Friday, May 16, 2014

Friday: At least I have two days before I have to fight that stupid supercomputer again.

This is the key that flew off my keyboard when I hit it.  Multi-million dollar fucking supercomputer, and I have to be the one to point out that one of the four randomly selected connection hosts is down?  I spend an hour trying to figure out what I changed and the answer is "no one noticed that we sometimes send your requests to the trash"?  Fuck you.
And then I came home and watched this TV show: Mission to Kill.  I've seen three episodes or so, and they all follow the same track.

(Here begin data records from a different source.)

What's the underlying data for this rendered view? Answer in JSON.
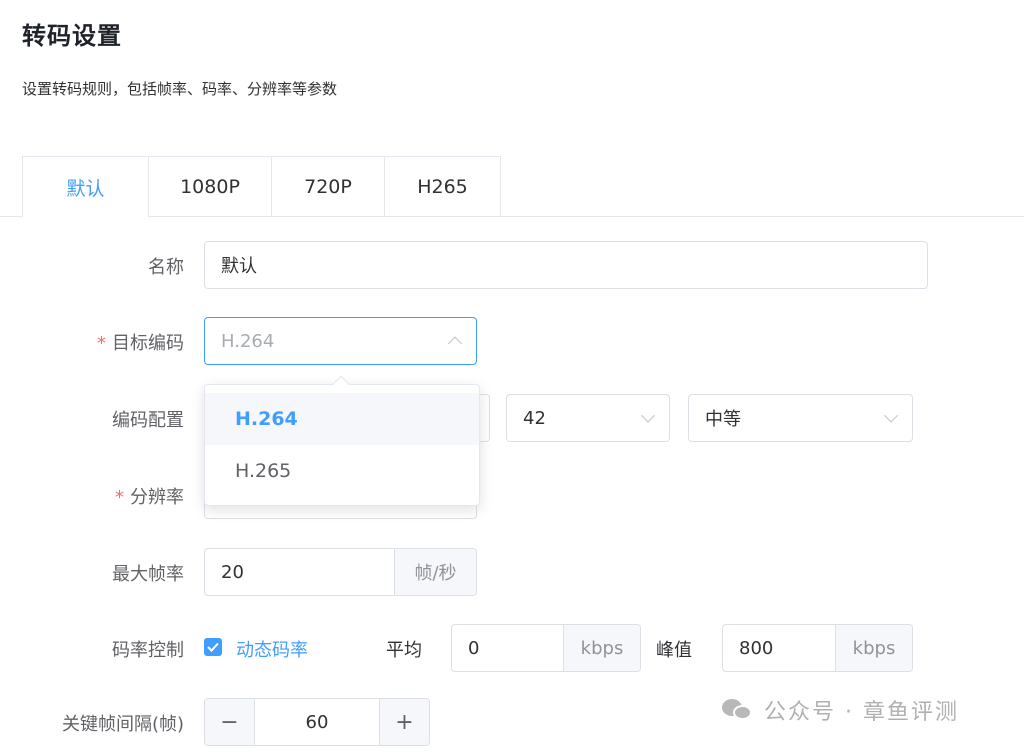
{
  "page": {
    "title": "转码设置",
    "subtitle": "设置转码规则，包括帧率、码率、分辨率等参数"
  },
  "tabs": [
    {
      "label": "默认",
      "active": true
    },
    {
      "label": "1080P",
      "active": false
    },
    {
      "label": "720P",
      "active": false
    },
    {
      "label": "H265",
      "active": false
    }
  ],
  "form": {
    "name": {
      "label": "名称",
      "value": "默认"
    },
    "target_codec": {
      "required_mark": "*",
      "label": "目标编码",
      "placeholder": "H.264",
      "options": [
        "H.264",
        "H.265"
      ],
      "selected": "H.264"
    },
    "codec_config": {
      "label": "编码配置",
      "value2": "42",
      "value3": "中等"
    },
    "resolution": {
      "required_mark": "*",
      "label": "分辨率"
    },
    "max_fps": {
      "label": "最大帧率",
      "value": "20",
      "unit": "帧/秒"
    },
    "bitrate": {
      "label": "码率控制",
      "dynamic_label": "动态码率",
      "dynamic_checked": true,
      "avg_label": "平均",
      "avg_value": "0",
      "avg_unit": "kbps",
      "peak_label": "峰值",
      "peak_value": "800",
      "peak_unit": "kbps"
    },
    "keyframe": {
      "label": "关键帧间隔(帧)",
      "value": "60",
      "minus": "−",
      "plus": "+"
    }
  },
  "watermark": {
    "text": "公众号 · 章鱼评测"
  },
  "colors": {
    "accent": "#409eff",
    "required": "#f56c6c",
    "border": "#dcdfe6"
  }
}
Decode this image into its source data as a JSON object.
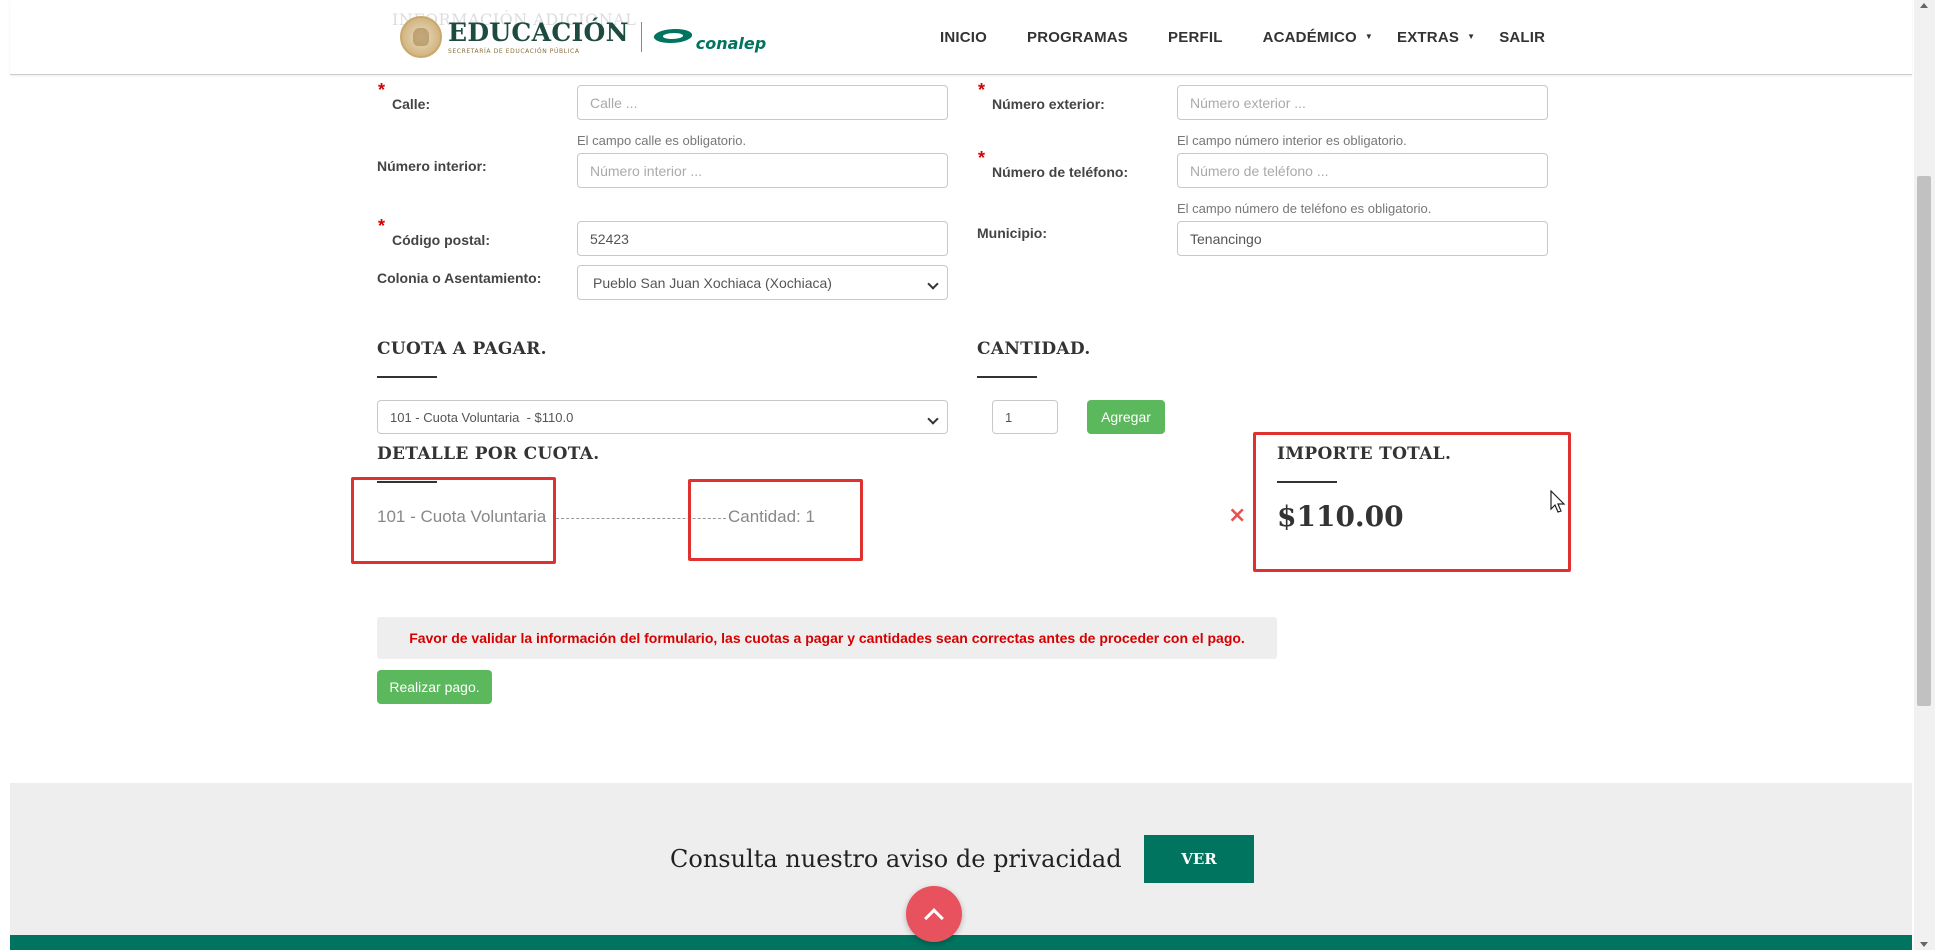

  1. Someone is clearly an Asshole, and does obvious asshole things.  One of the Women in the background seems to be listening way too closely to the asshole scheming.
  2. Someone else (we're going to call them "the Victim" for soon to be obvious reasons) needs money/assistance/help finding their puppy/something.
  3. The Victim befriends the Hero dude.  This usually happens at the same time the asshole does something so mean, the townspeople get angry.  The Cops show up, and settle the situation.
  4. The Victim decides to ask the Asshole for help.  This is often the only bad thing the Victim does.
  5. The Asshole betrays the Victim, who objects, and gets stabbified until dead.
  6. Oh yeah, there's an Old Dude and a Young Dude.
    1. That's Old Dude in the picture at the link.
  7. The Woman, the Hero, the Top Cop, Old Dude, and Young Dude gather in their secret hideout.  The Victim conveniently left some money sitting somewhere, as a way to thank his friend the Hero.  The team divides the cash and leave.
  8. The Asshole is partying about how wonderfully he's assholed it up this time.  The Woman is there, and signals when to start the plan. Old Dude and Young Dude murder up any goons that could screw things up.  Hero sneaks up to the Asshole, and uses a giant needle to stab into the Asshole and puncture his heart.  I'm not kidding.  They go x-ray vision so you can the needle stab the heart and let out a little poof of blood.
    1. X-ray vision.  So you know exactly how the Asshole died.
  9. The Top Cop shows up, and picks off the Toady.  Yep.  Top Cop is also clean-up assassin. WTF?
  10. The Victim's family gets a letter so they know he's dead, and the Murder Squad go about their daily business with kind of knowing "Man, I love murdering assholes" looks to each other.
  11. There's this weird side story endcap thing, that I think is the Cop's family?  He tells jokes and things, letting you know that after straight up murdering an asshole, while pretty much having the opposite of that as his job description, he's still just your normal everyday psychopath.
I should DVR it next week, and point out how that episode fits to this format.  Plus: then I can screenshot the X-ray murder.

Today's links are a bunny, and then a bunch of "no."
  • The bunny.
  • First no: this is not how shows should be run, but is totally how they are.  "Missed Target Demo" has to be the dumbest part.  People are watching the show, but they're not who you wanted, so you cancel it?  Just sell the stupid ads to someone else, dumbass.
  • Second: Koffing.  Koffing doesn't care, he's happy all the time.  Putting him at #137 is just wrong.  I'm guessing they used the "look cool/powerful attacks" strategy to rank things, thereby missing out on the most important part of the Pokemon world.  I'll sort together my own list tomorrow.  I have all the data, I just need to put the Pokemon into categories, and then sort them in those categories.
  • Third: Godzilla for the NES is one of the very few NES games I actually still have (somewhere in my apartment).  That's because it's wonderfully done.  If this dummy can't get through the first level, he doesn't know how to play video games.  Godzilla is built like a tank, and you have four different attacks with him.  Some of the boss monsters are cheap (I never found a way to defeat Gigan with Godzilla.  You have to use Mothra, because you can avoid Gigan's chest sawblade), but there shouldn't be much of a problem to play.  Yes, it's not super colorful, or advanced, but compared with other games at the time, it's not bad.